Equity Analysis /

Zimbabwe Consumer Sector: Austerity for prosperity

    Michelle Mangwanya
    Michelle Mangwanya

    Junior Equities Analyst

    Takudzwa Sherekete
    Takudzwa Sherekete

    Junior Equities Analyst

    IH Securities
    1 August 2019
    Published by

    Consumer sector earnings under pressure

    Although monetary and fiscal policy reforms are expected to yield results in the near to medium-term, the new policies have led to a depreciation of the local ‘RTGS’ dollar. Thus, we expect a significant drop in sales volumes and a squeeze in margins as the cost of raw material fluctuates from an unstable Zimbabwe dollar. Furthermore, corporate earnings might experience lower real run rates to FY 20, as already seen this year.

    Bottom-of-the-pyramid disposable incomes have been compromised following highly inflationary policy reforms and the upward revision of fuel prices and food costs.

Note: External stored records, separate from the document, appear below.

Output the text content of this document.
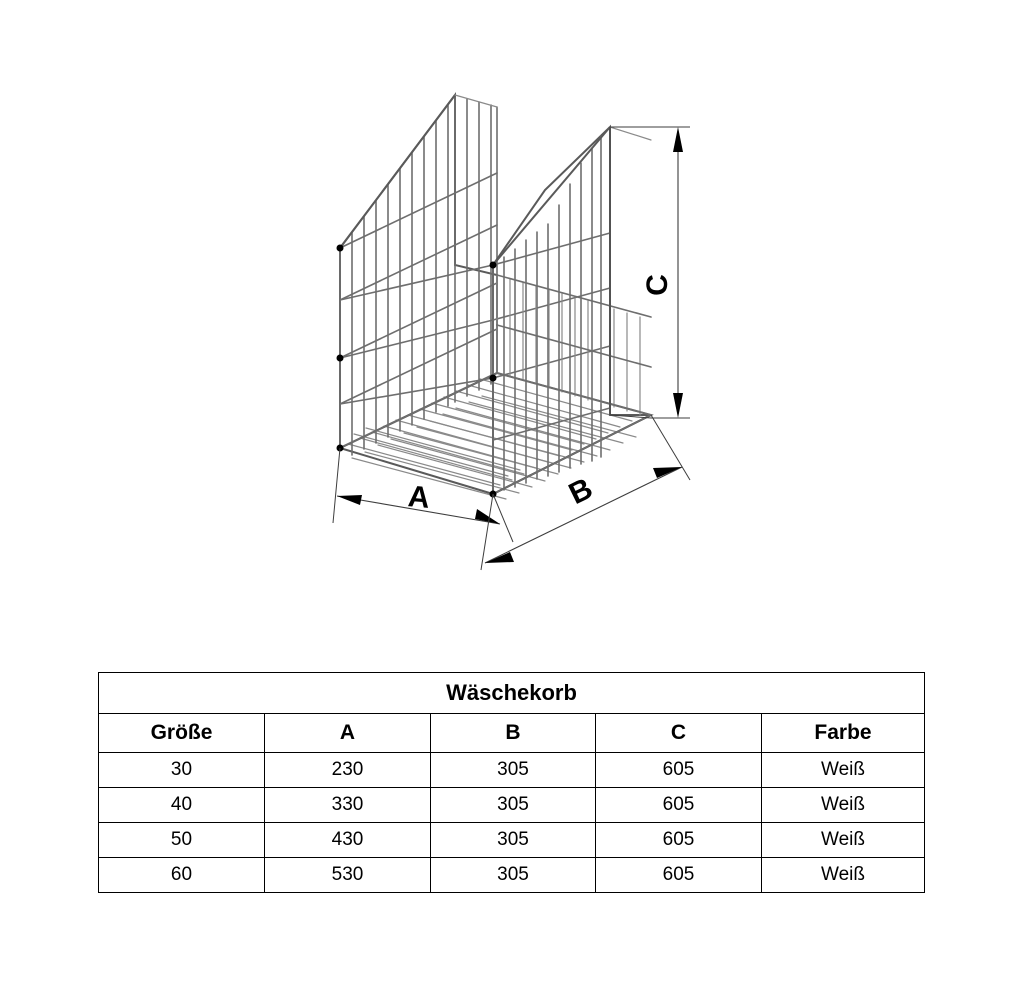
C
A	B
Wäschekorb				
Größe	A	B	C	Farbe
30	230	305	605	Weiß
40	330	305	605	Weiß
50	430	305	605	Weiß
60	530	305	605	Weiß
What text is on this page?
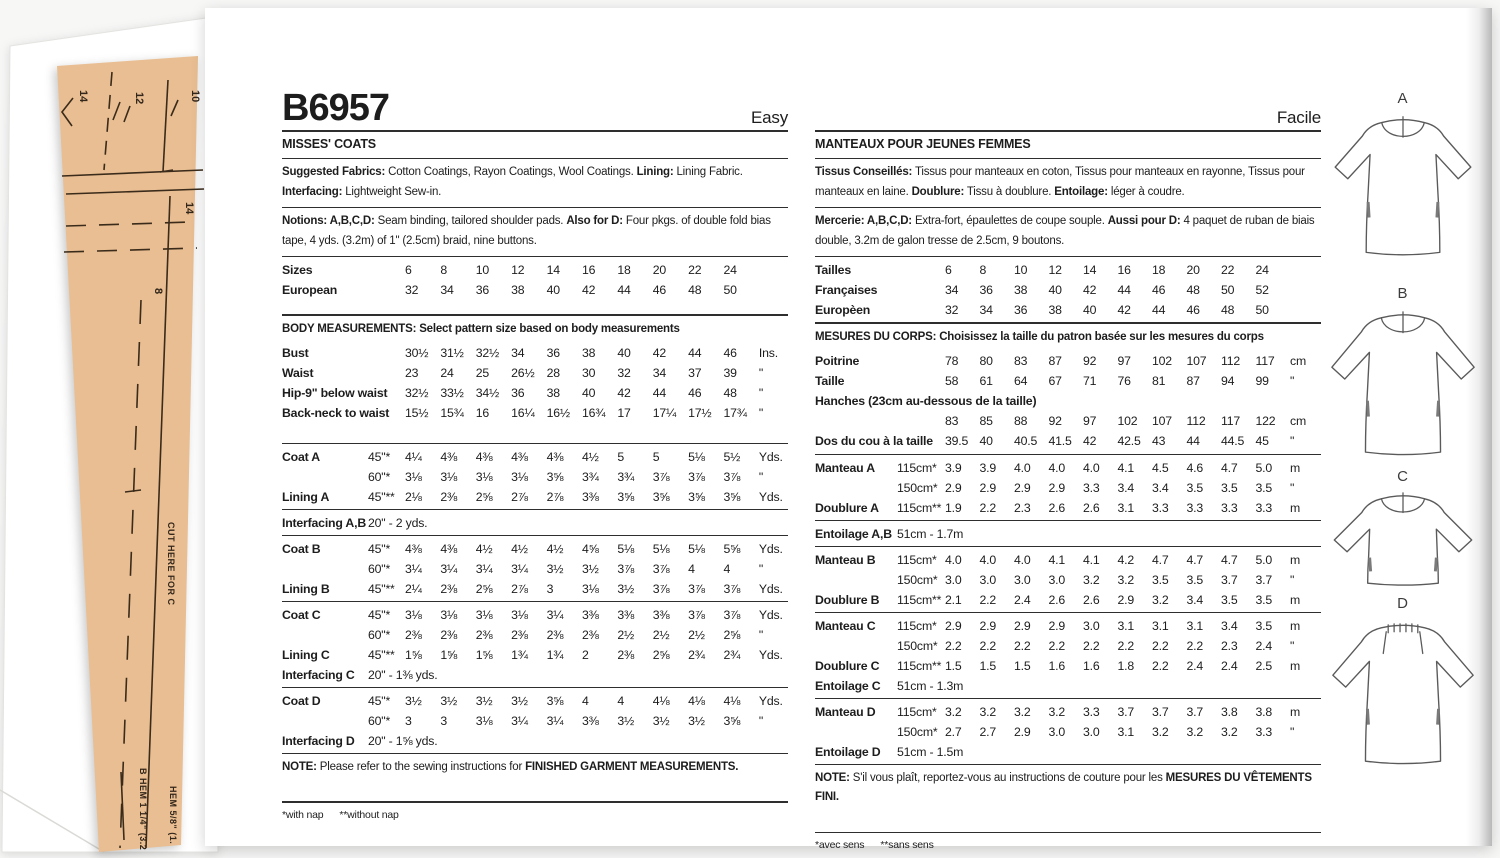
14	12	10
14
8
CUT HERE FOR C
B HEM 1 1/4" (3.2 HEM 5/8" (1.
B6957	Easy
MISSES' COATS

Suggested Fabrics: Cotton Coatings, Rayon Coatings, Wool Coatings. Lining: Lining Fabric.
Interfacing: Lightweight Sew-in.

Notions: A,B,C,D: Seam binding, tailored shoulder pads. Also for D: Four pkgs. of double fold bias tape, 4 yds. (3.2m) of 1" (2.5cm) braid, nine buttons.

Sizes	6	8	10	12	14	16	18	20	22	24
European	32	34	36	38	40	42	44	46	48	50

BODY MEASUREMENTS: Select pattern size based on body measurements

Bust	30½ 31½ 32½ 34	36	38	40	42	44	46	Ins.
Waist	23	24	25	26½ 28	30	32	34	37	39	"
Hip-9" below waist 32½ 33½ 34½ 36	38	40	42	44	46	48	"
Back-neck to waist 15½ 15¾ 16	16¼ 16½ 16¾ 17	17¼ 17½ 17¾ "
Coat A	45"*	4¼	4⅜	4⅜	4⅜	4⅜	4½	5	5	5⅛	5½	Yds.
60"*	3⅛	3⅛	3⅛	3⅛	3⅝	3¾	3¾	3⅞	3⅞	3⅞	"
Lining A	45"** 2⅛	2⅜	2⅝	2⅞	2⅞	3⅜	3⅝	3⅝	3⅝	3⅝	Yds.
Interfacing A,B 20" - 2 yds.
Coat B	45"*	4⅜	4⅜	4½	4½	4½	4⅝	5⅛	5⅛	5⅛	5⅝	Yds.
60"*	3¼	3¼	3¼	3¼	3½	3½	3⅞	3⅞	4	4	"
Lining B	45"** 2¼	2⅜	2⅝	2⅞	3	3⅛	3½	3⅞	3⅞	3⅞	Yds.
Coat C	45"*	3⅛	3⅛	3⅛	3⅛	3¼	3⅜	3⅜	3⅜	3⅞	3⅞	Yds.
60"*	2⅜	2⅜	2⅜	2⅜	2⅜	2⅜	2½	2½	2½	2⅝	"
Lining C	45"** 1⅝	1⅝	1⅝	1¾	1¾	2	2⅜	2⅝	2¾	2¾	Yds.
Interfacing C	20" - 1⅜ yds.
Coat D	45"*	3½	3½	3½	3½	3⅝	4	4	4⅛	4⅛	4⅛	Yds.
60"*	3	3	3⅛	3¼	3¼	3⅜	3½	3½	3½	3⅝	"
Interfacing D	20" - 1⅝ yds.

NOTE: Please refer to the sewing instructions for FINISHED GARMENT MEASUREMENTS.

*with nap **without nap

Facile
MANTEAUX POUR JEUNES FEMMES

Tissus Conseillés: Tissus pour manteaux en coton, Tissus pour manteaux en rayonne, Tissus pour manteaux en laine. Doublure: Tissu à doublure. Entoilage: léger à coudre.

Mercerie: A,B,C,D: Extra-fort, épaulettes de coupe souple. Aussi pour D: 4 paquet de ruban de biais double, 3.2m de galon tresse de 2.5cm, 9 boutons.

Tailles	6	8	10	12	14	16	18	20	22	24
Françaises	34	36	38	40	42	44	46	48	50	52
Europèen	32	34	36	38	40	42	44	46	48	50

MESURES DU CORPS: Choisissez la taille du patron basée sur les mesures du corps

Poitrine	78	80	83	87	92	97	102	107	112	117	cm
Taille	58	61	64	67	71	76	81	87	94	99	"
Hanches (23cm au-dessous de la taille)
83	85	88	92	97	102	107	112	117	122	cm
Dos du cou à la taille 39.5 40	40.5 41.5 42	42.5 43	44	44.5 45	"
Manteau A	115cm* 3.9	3.9	4.0	4.0	4.0	4.1	4.5	4.6	4.7	5.0	m
150cm* 2.9	2.9	2.9	2.9	3.3	3.4	3.4	3.5	3.5	3.5	"
Doublure A	115cm** 1.9	2.2	2.3	2.6	2.6	3.1	3.3	3.3	3.3	3.3	m
Entoilage A,B 51cm - 1.7m
Manteau B	115cm* 4.0	4.0	4.0	4.1	4.1	4.2	4.7	4.7	4.7	5.0	m
150cm* 3.0	3.0	3.0	3.0	3.2	3.2	3.5	3.5	3.7	3.7	"
Doublure B	115cm** 2.1	2.2	2.4	2.6	2.6	2.9	3.2	3.4	3.5	3.5	m
Manteau C	115cm* 2.9	2.9	2.9	2.9	3.0	3.1	3.1	3.1	3.4	3.5	m
150cm* 2.2	2.2	2.2	2.2	2.2	2.2	2.2	2.2	2.3	2.4	"
Doublure C	115cm** 1.5	1.5	1.5	1.6	1.6	1.8	2.2	2.4	2.4	2.5	m
Entoilage C	51cm - 1.3m
Manteau D	115cm* 3.2	3.2	3.2	3.2	3.3	3.7	3.7	3.7	3.8	3.8	m
150cm* 2.7	2.7	2.9	3.0	3.0	3.1	3.2	3.2	3.2	3.3	"
Entoilage D	51cm - 1.5m

NOTE: S'il vous plaît, reportez-vous au instructions de couture pour les MESURES DU VÊTEMENTS FINI.

*avec sens **sans sens

A
B
C
D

Inflation, at 176% as at June, is at its highest post dollarization, although the economy is in a recessionary period. There has been a dislocation of real incomes with living costs as average salary increments have ranged from 30-40% amid eroding purchasing power. While salary increments bode well for consumer incomes, they do imply some forward pressure on margins as corporates absorb potentially higher costs on labour.

    Rural population consumption is expected to be significantly subdued as a result of the El-Nino induced drought in the 2018/2019 cropping season, high prices of agricultural inputs and fuel in 2019, given that informal sector earnings – the greatest contributor to bottom-of-the-pyramid liquidity – largely comprise earnings of small-holder farmers, artisanal miners and informal traders.

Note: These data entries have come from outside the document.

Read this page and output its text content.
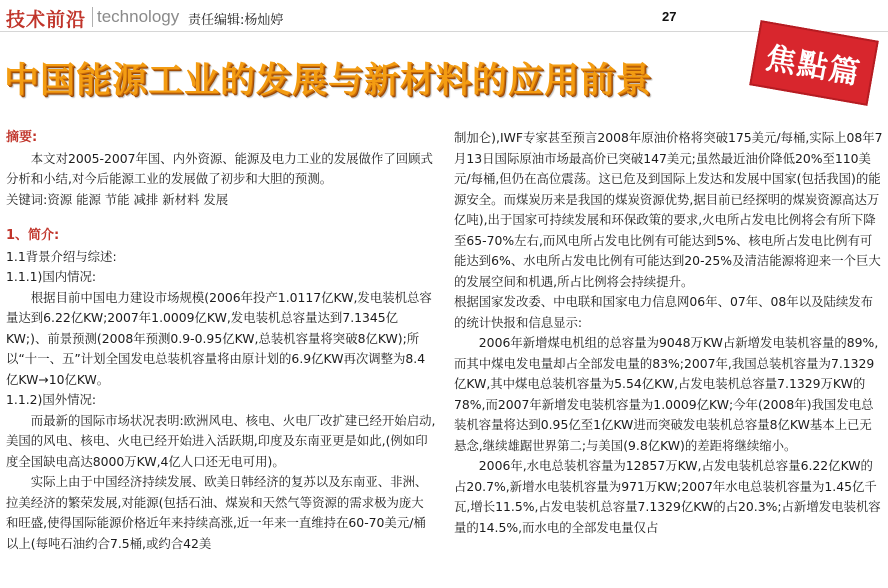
技术前沿 technology 责任编辑:杨灿婷	27
中国能源工业的发展与新材料的应用前景	焦點篇

摘要:

本文对2005-2007年国、内外资源、能源及电力工业的发展做作了回顾式分析和小结,对今后能源工业的发展做了初步和大胆的预测。

关键词:资源 能源 节能 减排 新材料 发展

1、简介:

1.1背景介绍与综述:

1.1.1)国内情况:

根据目前中国电力建设市场规模(2006年投产1.0117亿KW,发电装机总容量达到6.22亿KW;2007年1.0009亿KW,发电装机总容量达到7.1345亿KW;)、前景预测(2008年预测0.9-0.95亿KW,总装机容量将突破8亿KW);所以“十一、五”计划全国发电总装机容量将由原计划的6.9亿KW再次调整为8.4亿KW→10亿KW。

1.1.2)国外情况:

而最新的国际市场状况表明:欧洲风电、核电、火电厂改扩建已经开始启动,美国的风电、核电、火电已经开始进入活跃期,印度及东南亚更是如此,(例如印度全国缺电高达8000万KW,4亿人口还无电可用)。

实际上由于中国经济持续发展、欧美日韩经济的复苏以及东南亚、非洲、拉美经济的繁荣发展,对能源(包括石油、煤炭和天然气等资源的需求极为庞大和旺盛,使得国际能源价格近年来持续高涨,近一年来一直维持在60-70美元/桶以上(每吨石油约合7.5桶,或约合42美

制加仑),IWF专家甚至预言2008年原油价格将突破175美元/每桶,实际上08年7月13日国际原油市场最高价已突破147美元;虽然最近油价降低20%至110美元/每桶,但仍在高位震荡。这已危及到国际上发达和发展中国家(包括我国)的能源安全。而煤炭历来是我国的煤炭资源优势,据目前已经探明的煤炭资源高达万亿吨),出于国家可持续发展和环保政策的要求,火电所占发电比例将会有所下降至65-70%左右,而风电所占发电比例有可能达到5%、核电所占发电比例有可能达到6%、水电所占发电比例有可能达到20-25%及清洁能源将迎来一个巨大的发展空间和机遇,所占比例将会持续提升。

根据国家发改委、中电联和国家电力信息网06年、07年、08年以及陆续发布的统计快报和信息显示:

2006年新增煤电机组的总容量为9048万KW占新增发电装机容量的89%,而其中煤电发电量却占全部发电量的83%;2007年,我国总装机容量为7.1329亿KW,其中煤电总装机容量为5.54亿KW,占发电装机总容量7.1329万KW的78%,而2007年新增发电装机容量为1.0009亿KW;今年(2008年)我国发电总装机容量将达到0.95亿至1亿KW进而突破发电装机总容量8亿KW基本上已无悬念,继续雄踞世界第二;与美国(9.8亿KW)的差距将继续缩小。

2006年,水电总装机容量为12857万KW,占发电装机总容量6.22亿KW的占20.7%,新增水电装机容量为971万KW;2007年水电总装机容量为1.45亿千瓦,增长11.5%,占发电装机总容量7.1329亿KW的占20.3%;占新增发电装机容量的14.5%,而水电的全部发电量仅占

    With 90% of bank accounts in Zimbabwe having an average monthly bank balance of not more than $80, it is clear that low-value goods targeted at the low-income majority will certainly drive volumes and sales in the short-term. Thus, there has been a migration of consumption from discretionary goods to basic goods given the rising cost of living, so consumer-facing companies should target the poor. Companies that do so are likely to have a more sustainable business model that can weather current market conditions that have resulted in lower production levels.

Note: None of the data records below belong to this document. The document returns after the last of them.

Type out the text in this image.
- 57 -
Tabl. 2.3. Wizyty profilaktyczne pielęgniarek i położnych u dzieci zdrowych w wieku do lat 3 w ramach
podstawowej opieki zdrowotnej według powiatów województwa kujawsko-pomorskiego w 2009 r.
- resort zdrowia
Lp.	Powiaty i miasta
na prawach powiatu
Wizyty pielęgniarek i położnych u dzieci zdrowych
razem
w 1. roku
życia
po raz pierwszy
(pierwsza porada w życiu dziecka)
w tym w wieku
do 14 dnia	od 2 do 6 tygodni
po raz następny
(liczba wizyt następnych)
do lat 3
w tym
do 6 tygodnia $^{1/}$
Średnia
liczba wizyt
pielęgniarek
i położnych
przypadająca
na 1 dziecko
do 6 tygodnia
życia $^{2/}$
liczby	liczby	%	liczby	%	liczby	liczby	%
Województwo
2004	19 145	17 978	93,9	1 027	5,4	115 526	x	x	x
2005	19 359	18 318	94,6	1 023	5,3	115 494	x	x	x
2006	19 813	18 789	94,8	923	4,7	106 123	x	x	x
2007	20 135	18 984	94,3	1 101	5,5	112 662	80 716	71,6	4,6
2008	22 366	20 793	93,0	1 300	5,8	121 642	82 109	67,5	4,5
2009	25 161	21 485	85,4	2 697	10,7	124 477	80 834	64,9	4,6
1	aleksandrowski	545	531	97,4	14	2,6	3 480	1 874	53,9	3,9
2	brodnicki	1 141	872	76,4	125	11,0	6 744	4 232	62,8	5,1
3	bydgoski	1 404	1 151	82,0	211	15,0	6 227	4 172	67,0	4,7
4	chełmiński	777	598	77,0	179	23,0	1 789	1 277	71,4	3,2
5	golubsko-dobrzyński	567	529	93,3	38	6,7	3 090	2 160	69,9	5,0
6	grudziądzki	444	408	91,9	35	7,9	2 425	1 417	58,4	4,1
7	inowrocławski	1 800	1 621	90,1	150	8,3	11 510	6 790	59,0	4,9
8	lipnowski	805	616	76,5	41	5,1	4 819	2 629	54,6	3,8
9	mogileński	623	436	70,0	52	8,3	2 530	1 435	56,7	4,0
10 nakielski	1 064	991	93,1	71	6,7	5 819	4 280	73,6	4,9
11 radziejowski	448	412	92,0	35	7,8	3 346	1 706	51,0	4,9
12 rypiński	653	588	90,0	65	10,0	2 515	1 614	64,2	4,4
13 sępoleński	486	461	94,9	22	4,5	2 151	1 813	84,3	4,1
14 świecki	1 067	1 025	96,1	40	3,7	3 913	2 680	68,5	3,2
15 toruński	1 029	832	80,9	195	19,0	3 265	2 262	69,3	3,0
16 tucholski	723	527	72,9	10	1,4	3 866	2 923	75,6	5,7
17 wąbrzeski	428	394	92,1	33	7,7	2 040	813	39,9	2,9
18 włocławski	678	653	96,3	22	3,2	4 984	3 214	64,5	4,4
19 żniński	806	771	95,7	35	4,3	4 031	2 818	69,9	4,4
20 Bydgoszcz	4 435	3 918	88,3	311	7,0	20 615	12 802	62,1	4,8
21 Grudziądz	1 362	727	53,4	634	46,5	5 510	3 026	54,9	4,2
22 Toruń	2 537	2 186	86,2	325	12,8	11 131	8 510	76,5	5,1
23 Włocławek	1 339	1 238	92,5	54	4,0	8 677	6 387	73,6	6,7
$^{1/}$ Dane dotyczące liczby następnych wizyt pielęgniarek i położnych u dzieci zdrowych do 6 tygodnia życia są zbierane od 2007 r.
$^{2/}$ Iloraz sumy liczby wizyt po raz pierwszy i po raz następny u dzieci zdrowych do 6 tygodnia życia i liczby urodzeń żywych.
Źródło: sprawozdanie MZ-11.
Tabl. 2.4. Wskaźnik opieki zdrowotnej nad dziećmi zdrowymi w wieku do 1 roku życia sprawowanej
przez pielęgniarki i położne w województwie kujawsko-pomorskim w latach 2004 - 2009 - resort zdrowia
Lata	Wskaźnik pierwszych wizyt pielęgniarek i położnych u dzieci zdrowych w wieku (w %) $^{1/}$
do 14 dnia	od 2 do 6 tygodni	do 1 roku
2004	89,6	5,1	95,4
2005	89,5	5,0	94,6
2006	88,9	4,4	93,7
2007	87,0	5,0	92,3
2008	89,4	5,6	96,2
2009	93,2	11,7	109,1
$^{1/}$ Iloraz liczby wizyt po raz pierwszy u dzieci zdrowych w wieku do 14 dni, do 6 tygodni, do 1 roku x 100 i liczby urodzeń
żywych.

    Consumer spending to be subdued, leaning towards defensive stocks

    Recent monetary and fiscal policies have had a contractionary effect on consumption, and we believe this trend will continue for the rest of 2019 and a greater part of 2020 with further reforms including a fully-fledged currency in the pipeline.

    Food retail is the most significant component of the consumer sector, with more than 30% of total annual consumption expenditure, (compared with 19% in South Africa or 10% in the UK being spent on food and groceries) with staples – particularly maize meal, bread and sugar – being the most popular food items. A decline in production in the mining and agriculture sectors will dampen demand for personal consumption, while further price corrections are anticipated as the interbank remains inaccessible to most producers.

    There will be a knock-on effect on corporate earnings and pressure on margins as raw materials and opex rebase faster than revenue lines. Therefore, we lean towards ‘relatively defensive’ stocks such as Econet (ECO: ZH) and Cassava (CSZL: ZH) – an attractive stand-alone asset positioned to maintain its growth trajectory. Counters such as Simbisa (SIM: ZH) and Seedco International (SCIL: ZH) provide some form of hedge through regional diversification. Producers of staples including Innscor (INN: ZH) and National Foods (NTFD: ZH) also remain in good standing, in our view given low grain yields in the 2018/19 cropping season on account of the drought, while retailers such as OK Zimbabwe (OK: ZH) are undervalued by the market at current levels.

    It is not a coincidence that the mentioned stocks all hold dominant shares in their respective spaces; we believe that in this environment income statements will be distorted by the impact of inflation and exchange rate adjustments, which will naturally also affect balance sheet preservation and consequently valuation metrics. Therefore, we have a strong preference for companies with the ability to defend consumer shar,  which will be a critical recovery factor when the economy eventually finds equilibrium.

    The recent flight to assets such as equities as investors de-risk RTGS dollars has driven market valuations resulting in high face value multiples. On face value, our Consumer universe trades on PER of 33.45x and EV/EBITDA of 16.62x, which seem demanding. Anecdotally, current market capitalisation in nominal terms is ZWL$25.08bn, applying the current inter-bank rate of 8.9 this implies a market capitalisation of US$2.8bn. The market in real terms has not been this low since the country dollarised in 2009. Intuitively we believe that on a selective basis the market still offers some opportunities.